The US Department of Justice looks close to closing an agreement with Citicorp to pay $7 billion in settlement of bad mortgages following a DOJ threat to sue the banking giant for defrauding investors over billions of dollars in shoddy mortgages deals leading up to the global financial crisis.
The massive settlement proposal has been reported by Reuters, the Wall Street Journal and the Financial Times reported the deal.
The two organizations have been pushing different amounts in settlement. The DOJ had been pressuring Citicorp for a $10 billion settlement while Citigroup had been holding out for $3 billion, according to the reports. News of the possible deal appeared to come as a relief to investors, who pushed Citigroup’s share price up about 1 percent in after-hours trading.

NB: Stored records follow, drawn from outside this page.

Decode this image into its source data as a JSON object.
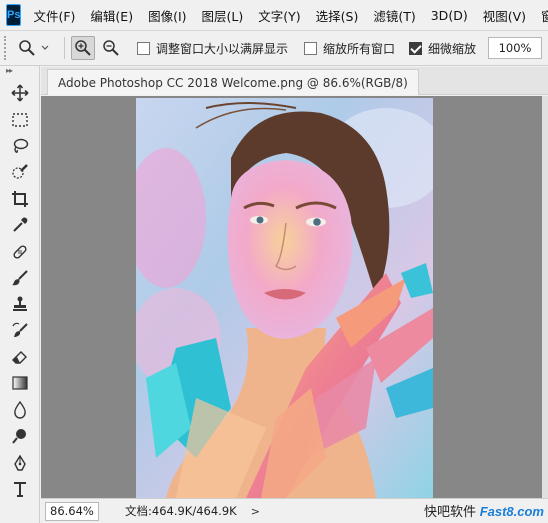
{
  "app": {
    "logo": "Ps"
  },
  "menu": [
    "文件(F)",
    "编辑(E)",
    "图像(I)",
    "图层(L)",
    "文字(Y)",
    "选择(S)",
    "滤镜(T)",
    "3D(D)",
    "视图(V)",
    "窗口"
  ],
  "options": {
    "checkbox_resize": "调整窗口大小以满屏显示",
    "checkbox_zoom_all": "缩放所有窗口",
    "checkbox_scrubby": "细微缩放",
    "zoom_value": "100%"
  },
  "document": {
    "tab_title": "Adobe Photoshop CC 2018 Welcome.png @ 86.6%(RGB/8)"
  },
  "status": {
    "zoom": "86.64%",
    "doc_info": "文档:464.9K/464.9K",
    "arrow": ">"
  },
  "watermark": {
    "left": "快吧软件",
    "brand": "Fast8.com"
  },
  "tools": [
    "move-icon",
    "marquee-icon",
    "lasso-icon",
    "quick-select-icon",
    "crop-icon",
    "eyedropper-icon",
    "healing-icon",
    "brush-icon",
    "stamp-icon",
    "history-brush-icon",
    "eraser-icon",
    "gradient-icon",
    "blur-icon",
    "dodge-icon",
    "pen-icon",
    "type-icon"
  ],
  "colors": {
    "ui_bg": "#f0f0f0",
    "canvas_bg": "#878787",
    "ps_blue": "#31a8ff"
  }
}
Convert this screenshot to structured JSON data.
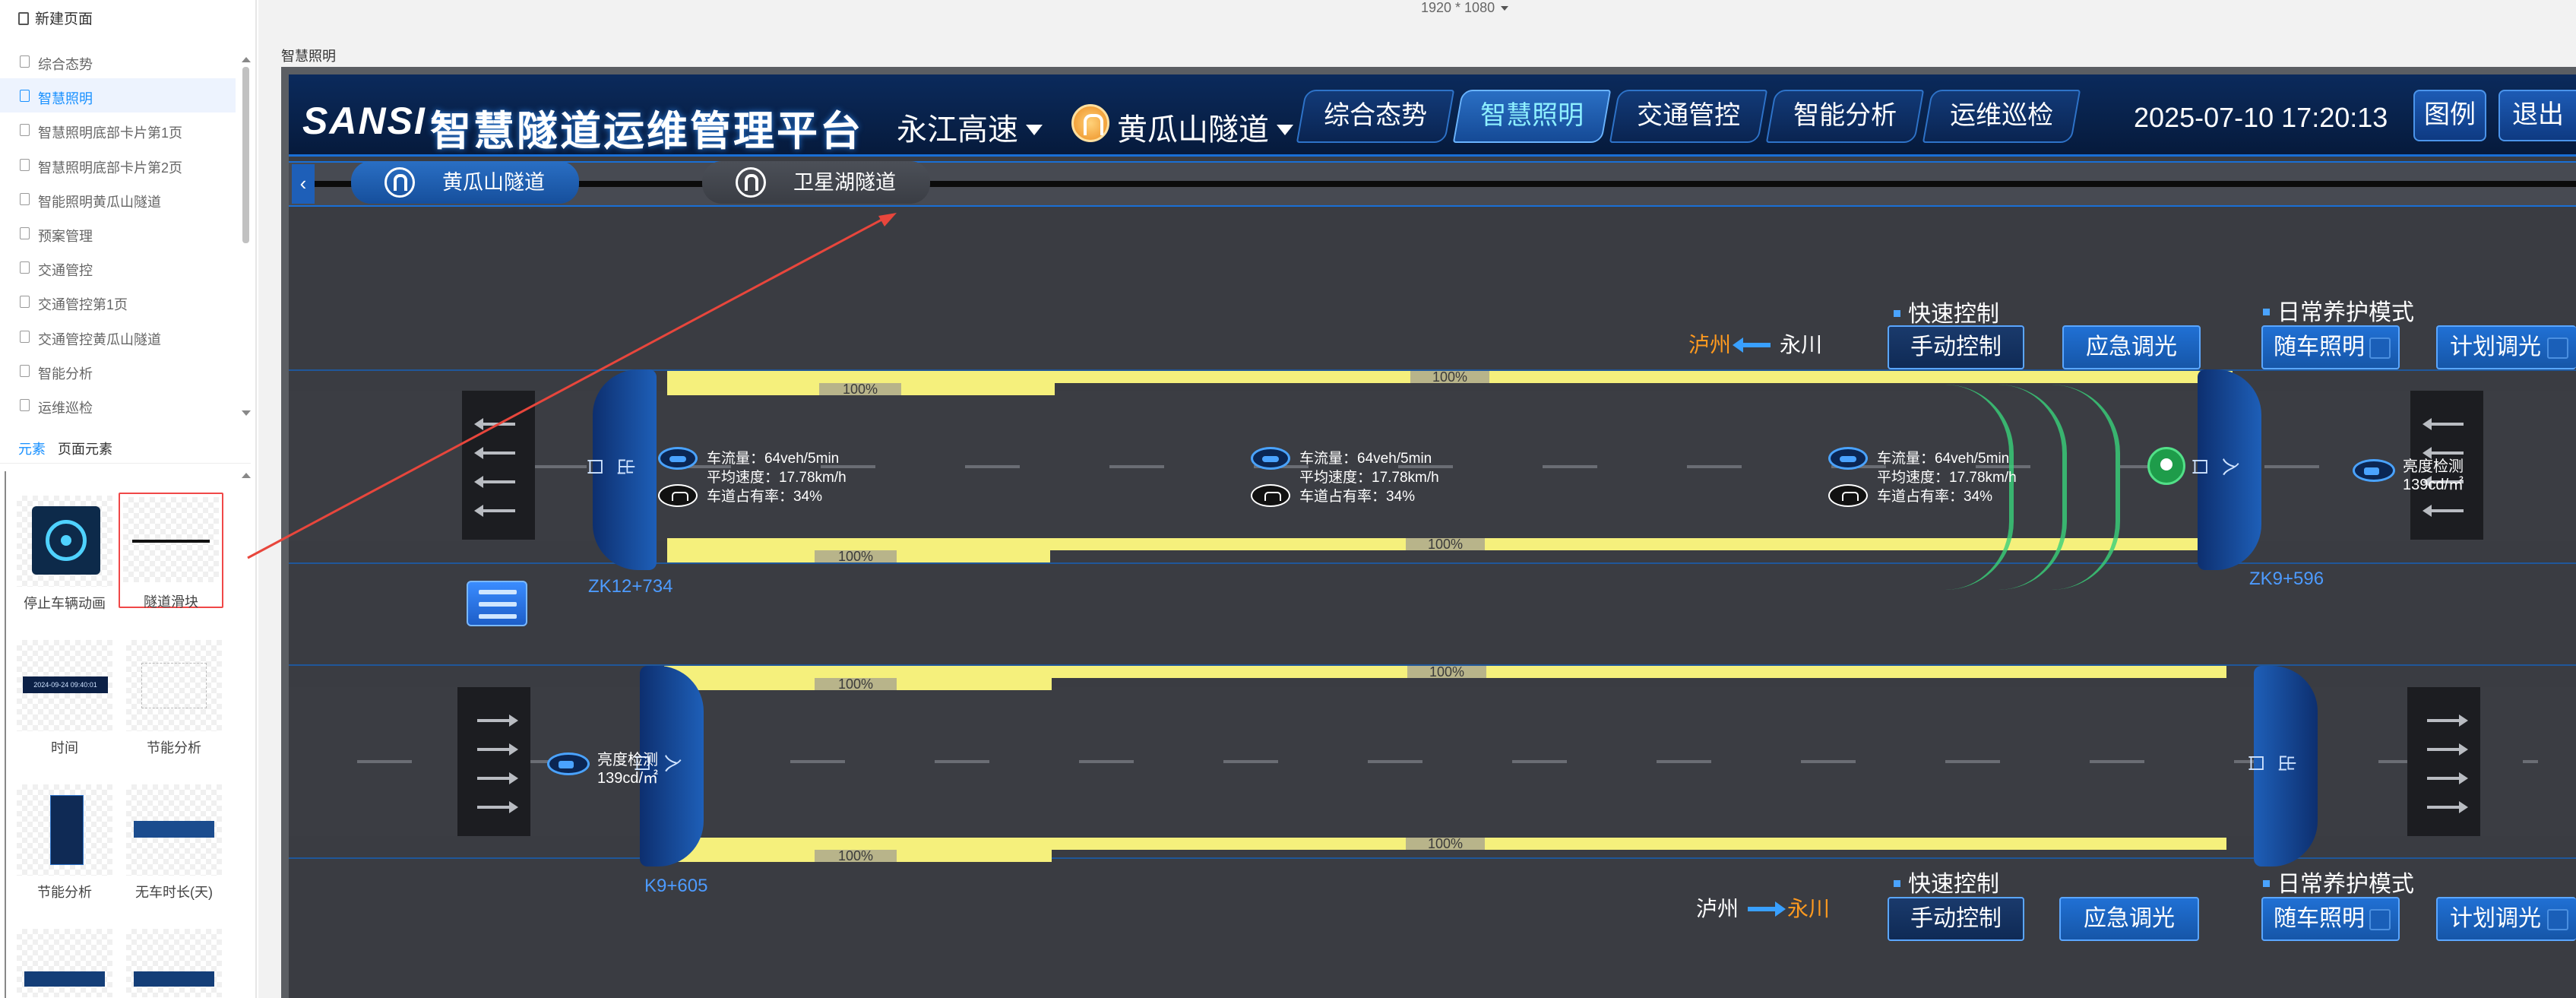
{
  "editor": {
    "new_page": "新建页面",
    "pages": [
      "综合态势",
      "智慧照明",
      "智慧照明底部卡片第1页",
      "智慧照明底部卡片第2页",
      "智能照明黄瓜山隧道",
      "预案管理",
      "交通管控",
      "交通管控第1页",
      "交通管控黄瓜山隧道",
      "智能分析",
      "运维巡检"
    ],
    "active_page": "智慧照明",
    "tabs": {
      "elements": "元素",
      "page_elements": "页面元素"
    },
    "widgets": [
      "停止车辆动画",
      "隧道滑块",
      "时间",
      "节能分析",
      "节能分析",
      "无车时长(天)"
    ],
    "time_widget_text": "2024-09-24 09:40:01"
  },
  "canvas": {
    "resolution": "1920 * 1080",
    "page_title": "智慧照明"
  },
  "dashboard": {
    "logo": "SANSI",
    "title": "智慧隧道运维管理平台",
    "highway": "永江高速",
    "tunnel": "黄瓜山隧道",
    "nav_tabs": [
      "综合态势",
      "智慧照明",
      "交通管控",
      "智能分析",
      "运维巡检"
    ],
    "active_tab": "智慧照明",
    "datetime": "2025-07-10 17:20:13",
    "legend_button": "图例",
    "exit_button": "退出",
    "sub_tabs": [
      "黄瓜山隧道",
      "卫星湖隧道"
    ]
  },
  "road": {
    "upper": {
      "direction_from": "永川",
      "direction_to": "泸州",
      "quick_control_title": "快速控制",
      "daily_mode_title": "日常养护模式",
      "buttons": [
        "手动控制",
        "应急调光",
        "随车照明",
        "计划调光"
      ],
      "stake_left": "ZK12+734",
      "stake_right": "ZK9+596",
      "portal_left": "出口",
      "portal_right": "入口",
      "bar_top_full": "100%",
      "bar_top_short": "100%",
      "bar_bottom_full": "100%",
      "bar_bottom_short": "100%"
    },
    "lower": {
      "direction_from": "泸州",
      "direction_to": "永川",
      "quick_control_title": "快速控制",
      "daily_mode_title": "日常养护模式",
      "buttons": [
        "手动控制",
        "应急调光",
        "随车照明",
        "计划调光"
      ],
      "stake_left": "K9+605",
      "portal_left": "入口",
      "portal_right": "出口",
      "bar_top_full": "100%",
      "bar_top_short": "100%",
      "bar_bottom_full": "100%",
      "bar_bottom_short": "100%"
    },
    "monitors": [
      {
        "flow": "车流量：64veh/5min",
        "speed": "平均速度：17.78km/h",
        "occupancy": "车道占有率：34%"
      },
      {
        "flow": "车流量：64veh/5min",
        "speed": "平均速度：17.78km/h",
        "occupancy": "车道占有率：34%"
      },
      {
        "flow": "车流量：64veh/5min",
        "speed": "平均速度：17.78km/h",
        "occupancy": "车道占有率：34%"
      }
    ],
    "luminance_upper": {
      "label": "亮度检测",
      "value": "139cd/㎡"
    },
    "luminance_lower": {
      "label": "亮度检测",
      "value": "139cd/㎡"
    }
  },
  "colors": {
    "accent": "#1890ff",
    "header_bg": "#082149",
    "yellow_bar": "#f5f07c",
    "annotation": "#e8463c",
    "stake_blue": "#4d9bff",
    "direction_orange": "#ff9a1f"
  }
}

JPMorgan Chase & Co paid $13 billion in November to resolve a range of probes in a deal U.S. authorities said would serve as a template for other banks. Bank of America has also been in negotiations to resolve similar investigations.
The 2008 global financial crisis was caused in part by a massive flooding of subprime mortgage loans to unqualified borrowers onto the market. The dodgy loans were then broken up and sold by banks in securities to investors unaware of their shaky backing. When the housing and mortgage-markets crashed investors were stuck with billions of dollars in depleted or worthless securities.
The Citicorp mortgage fraud prosecution was something the bank was anxious to avoid at all costs, but it appears the cost will still be substantial.